“The Djoliba network was created by pooling several Orange terrestrial and submarine infrastructures in West Africa, for a secure end-to-end link between eight countries in the region”
The end of 2020 coincides with the commissioning of the first African fibre optic backbone, a result of bringing together terrestrial and submarine cable infrastructures. With the Djoliba network, West Africa is revolutionising its connectivity and extending it to the rest of the world.
While the connectivity rate for people in Africa has grown dramatically in recent years, it faces a growing need and must address the challenges of landlocked areas as well. Of the continent’s connectivity projects, which are expanding network accessibility, one is characterised by an innovative approach to its design and operation.

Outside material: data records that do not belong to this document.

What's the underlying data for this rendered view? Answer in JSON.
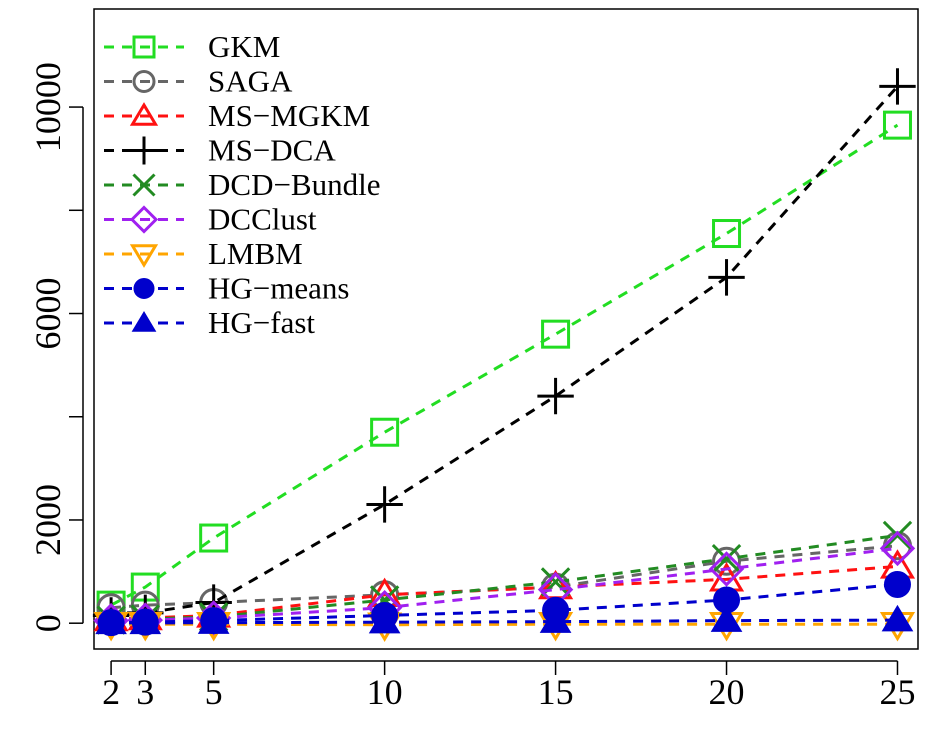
{
  "chart_data": {
    "type": "line",
    "title": "",
    "xlabel": "",
    "ylabel": "",
    "x": [
      2,
      3,
      5,
      10,
      15,
      20,
      25
    ],
    "x_ticks": [
      "2",
      "3",
      "5",
      "10",
      "15",
      "20",
      "25"
    ],
    "y_ticks": [
      "0",
      "2000",
      "6000",
      "10000"
    ],
    "xlim": [
      1.5,
      25.6
    ],
    "ylim": [
      -500,
      11900
    ],
    "grid": false,
    "legend_position": "top-left",
    "series": [
      {
        "name": "GKM",
        "color": "#22dd22",
        "marker": "square-open",
        "values": [
          350,
          700,
          1650,
          3700,
          5600,
          7550,
          9650
        ]
      },
      {
        "name": "SAGA",
        "color": "#666666",
        "marker": "circle-open",
        "values": [
          300,
          350,
          400,
          550,
          700,
          1200,
          1500
        ]
      },
      {
        "name": "MS−MGKM",
        "color": "#ff1111",
        "marker": "triangle-up-open",
        "values": [
          80,
          100,
          150,
          550,
          700,
          850,
          1100
        ]
      },
      {
        "name": "MS−DCA",
        "color": "#000000",
        "marker": "plus",
        "values": [
          150,
          200,
          400,
          2300,
          4400,
          6700,
          10400
        ]
      },
      {
        "name": "DCD−Bundle",
        "color": "#228b22",
        "marker": "x",
        "values": [
          60,
          80,
          120,
          450,
          800,
          1250,
          1700
        ]
      },
      {
        "name": "DCClust",
        "color": "#a020f0",
        "marker": "diamond-open",
        "values": [
          50,
          60,
          100,
          300,
          650,
          1050,
          1450
        ]
      },
      {
        "name": "LMBM",
        "color": "#ffa500",
        "marker": "triangle-down-open",
        "values": [
          -20,
          -20,
          -20,
          -30,
          -20,
          -20,
          -20
        ]
      },
      {
        "name": "HG−means",
        "color": "#0000cc",
        "marker": "circle-filled",
        "values": [
          10,
          20,
          50,
          150,
          250,
          450,
          750
        ]
      },
      {
        "name": "HG−fast",
        "color": "#0000cc",
        "marker": "triangle-up-filled",
        "values": [
          5,
          5,
          10,
          20,
          30,
          50,
          60
        ]
      }
    ]
  }
}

A unified and secure network for West Africa
This new infrastructure, called Djoliba, was designed by pooling several Orange network assets in West Africa to provide secure, end-to-end links between eight countries in the region. It relies on more than 10,000 kilometres of terrestrial fibre optic cables and more than 10,000 kilometres of submarine cables, and on local expertise specifically in the form of a dedicated supervision centre in Dakar. “Djoliba supports the connectivity upgrade in West Africa in several ways”, said Julien Léger, Head of Strategic Projects at Orange. “First, it improves the quality of service offered with its Very High Broadband service of up to 100 Gbps and 99.99% availability because of its high-redundancy mesh network. Second, because it is seamless and simplifies service delivery: Previously, a user who wanted a link between two countries had to buy two services from two carriers, with two different qualities of service. With Djoliba, for the same link, the user will have only one service, and will benefit from a single contact and customer service. Finally, this cross-border network, which covers 16 points of presence (PoP) in the region, opens up West Africa to the rest of the world by connecting with hundreds of other PoPs in Europe, America and Asia. Djoliba countries can thus access a wide range of solutions including VPN, IP transit and so on, over a very wide bandwidth granularity (2 Mbps to 100 Gbps).”

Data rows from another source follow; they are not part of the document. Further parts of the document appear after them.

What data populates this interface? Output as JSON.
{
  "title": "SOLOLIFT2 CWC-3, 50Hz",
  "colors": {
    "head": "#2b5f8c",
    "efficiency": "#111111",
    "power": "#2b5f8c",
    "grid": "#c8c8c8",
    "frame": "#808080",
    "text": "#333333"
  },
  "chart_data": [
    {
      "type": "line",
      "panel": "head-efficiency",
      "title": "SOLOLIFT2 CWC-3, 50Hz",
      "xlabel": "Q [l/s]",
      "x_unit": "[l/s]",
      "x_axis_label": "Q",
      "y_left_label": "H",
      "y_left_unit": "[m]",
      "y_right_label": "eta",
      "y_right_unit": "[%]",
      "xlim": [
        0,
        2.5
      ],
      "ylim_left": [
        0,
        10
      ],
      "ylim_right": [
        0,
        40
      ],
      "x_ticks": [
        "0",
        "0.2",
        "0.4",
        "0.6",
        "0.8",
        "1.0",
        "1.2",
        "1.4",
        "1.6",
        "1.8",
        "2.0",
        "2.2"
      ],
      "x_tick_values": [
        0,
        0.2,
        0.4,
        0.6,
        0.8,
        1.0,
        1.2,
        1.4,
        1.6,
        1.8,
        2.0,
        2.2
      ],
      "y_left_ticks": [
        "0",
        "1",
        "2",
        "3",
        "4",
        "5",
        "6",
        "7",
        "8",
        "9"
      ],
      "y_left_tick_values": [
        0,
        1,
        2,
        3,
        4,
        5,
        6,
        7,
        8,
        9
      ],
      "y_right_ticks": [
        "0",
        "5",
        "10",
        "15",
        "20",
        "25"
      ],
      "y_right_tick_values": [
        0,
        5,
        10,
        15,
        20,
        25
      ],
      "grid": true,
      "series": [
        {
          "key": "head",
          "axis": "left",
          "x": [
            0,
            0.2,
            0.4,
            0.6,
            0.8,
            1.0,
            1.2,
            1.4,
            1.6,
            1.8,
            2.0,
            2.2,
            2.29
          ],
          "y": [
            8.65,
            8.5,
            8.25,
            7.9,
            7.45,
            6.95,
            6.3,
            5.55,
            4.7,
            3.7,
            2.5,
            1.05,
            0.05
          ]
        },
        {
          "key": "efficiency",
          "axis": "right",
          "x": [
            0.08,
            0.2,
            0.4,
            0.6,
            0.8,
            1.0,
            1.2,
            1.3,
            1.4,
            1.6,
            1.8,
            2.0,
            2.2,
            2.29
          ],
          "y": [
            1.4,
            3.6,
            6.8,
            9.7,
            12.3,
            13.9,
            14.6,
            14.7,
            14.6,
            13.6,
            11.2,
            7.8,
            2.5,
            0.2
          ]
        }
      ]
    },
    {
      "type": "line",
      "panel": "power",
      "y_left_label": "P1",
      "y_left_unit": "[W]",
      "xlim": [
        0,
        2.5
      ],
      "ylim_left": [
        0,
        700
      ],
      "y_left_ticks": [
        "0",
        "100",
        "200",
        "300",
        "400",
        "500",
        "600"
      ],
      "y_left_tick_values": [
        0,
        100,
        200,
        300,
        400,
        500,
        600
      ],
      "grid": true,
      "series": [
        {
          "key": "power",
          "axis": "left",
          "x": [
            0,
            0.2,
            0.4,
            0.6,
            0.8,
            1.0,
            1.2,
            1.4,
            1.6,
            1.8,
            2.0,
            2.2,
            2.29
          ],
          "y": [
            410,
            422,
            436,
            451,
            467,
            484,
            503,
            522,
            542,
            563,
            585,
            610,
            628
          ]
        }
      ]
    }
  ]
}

Specific technical governance
The asset pooling initiated as part of the project involves both infrastructure and human expertise. Specific governance has been put in place between teams across all the countries. In particular, a technical committee defined architecture and engineering, decided on the sourcing choices for WDM layer transmission equipment and IP layer routers, and coordinated their deployment. On the operational side, ad hoc procedures were developed and a dedicated supervision team was assembled in Dakar to manage all aspects of the Djoliba network 24/7. In addition, the implementation of maintenance operations is based on local teams in each of the countries covered.

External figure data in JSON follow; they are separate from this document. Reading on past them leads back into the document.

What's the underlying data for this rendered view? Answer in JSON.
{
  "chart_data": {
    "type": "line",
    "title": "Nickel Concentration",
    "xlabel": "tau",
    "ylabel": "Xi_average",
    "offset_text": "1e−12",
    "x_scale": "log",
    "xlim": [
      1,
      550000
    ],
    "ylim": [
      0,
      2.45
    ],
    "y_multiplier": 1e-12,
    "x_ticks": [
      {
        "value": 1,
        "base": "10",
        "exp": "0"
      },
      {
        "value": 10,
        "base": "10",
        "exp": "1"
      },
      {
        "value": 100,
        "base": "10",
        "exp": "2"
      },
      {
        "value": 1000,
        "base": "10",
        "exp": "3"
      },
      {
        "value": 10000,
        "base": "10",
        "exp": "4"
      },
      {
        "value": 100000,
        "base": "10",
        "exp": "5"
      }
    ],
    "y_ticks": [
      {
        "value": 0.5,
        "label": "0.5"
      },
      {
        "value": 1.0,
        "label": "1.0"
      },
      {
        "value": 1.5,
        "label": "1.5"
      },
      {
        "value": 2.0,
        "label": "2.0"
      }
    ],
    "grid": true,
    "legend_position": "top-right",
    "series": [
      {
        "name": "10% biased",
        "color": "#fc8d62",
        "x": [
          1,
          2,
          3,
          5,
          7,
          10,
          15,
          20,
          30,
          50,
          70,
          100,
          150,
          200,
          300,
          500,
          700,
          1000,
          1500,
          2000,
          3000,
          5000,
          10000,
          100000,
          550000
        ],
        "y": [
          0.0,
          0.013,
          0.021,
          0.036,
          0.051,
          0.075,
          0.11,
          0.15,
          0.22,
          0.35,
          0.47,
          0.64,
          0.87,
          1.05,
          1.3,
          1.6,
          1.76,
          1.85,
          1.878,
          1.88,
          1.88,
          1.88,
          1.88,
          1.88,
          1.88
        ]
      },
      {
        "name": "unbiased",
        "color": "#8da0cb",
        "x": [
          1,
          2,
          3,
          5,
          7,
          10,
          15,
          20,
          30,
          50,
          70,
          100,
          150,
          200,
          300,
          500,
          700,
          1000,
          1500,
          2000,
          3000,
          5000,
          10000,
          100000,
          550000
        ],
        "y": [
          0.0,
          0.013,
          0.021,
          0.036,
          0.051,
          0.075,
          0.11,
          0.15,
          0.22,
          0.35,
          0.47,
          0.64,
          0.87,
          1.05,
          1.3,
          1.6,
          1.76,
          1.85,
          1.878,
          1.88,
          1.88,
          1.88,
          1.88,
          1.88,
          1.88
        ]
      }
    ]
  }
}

Design and deployment to tight time-scales
In the end, the Djoliba network was able to get off the ground—and fully involved—in record time: “The selection of suppliers and technologies was carried out early in the summer of 2019 and the first orders for transmission equipment were launched in October of the same year. Thanks to the expertise and dynamism of teams in the field, deployment could therefore be completed in a year, in sometimes restricted geographical areas and contexts, increased in their complexity as a result of the health crisis.” In less than two years, Djoliba has provided West Africa with a seamless, unified network that is efficient, redundant and secure.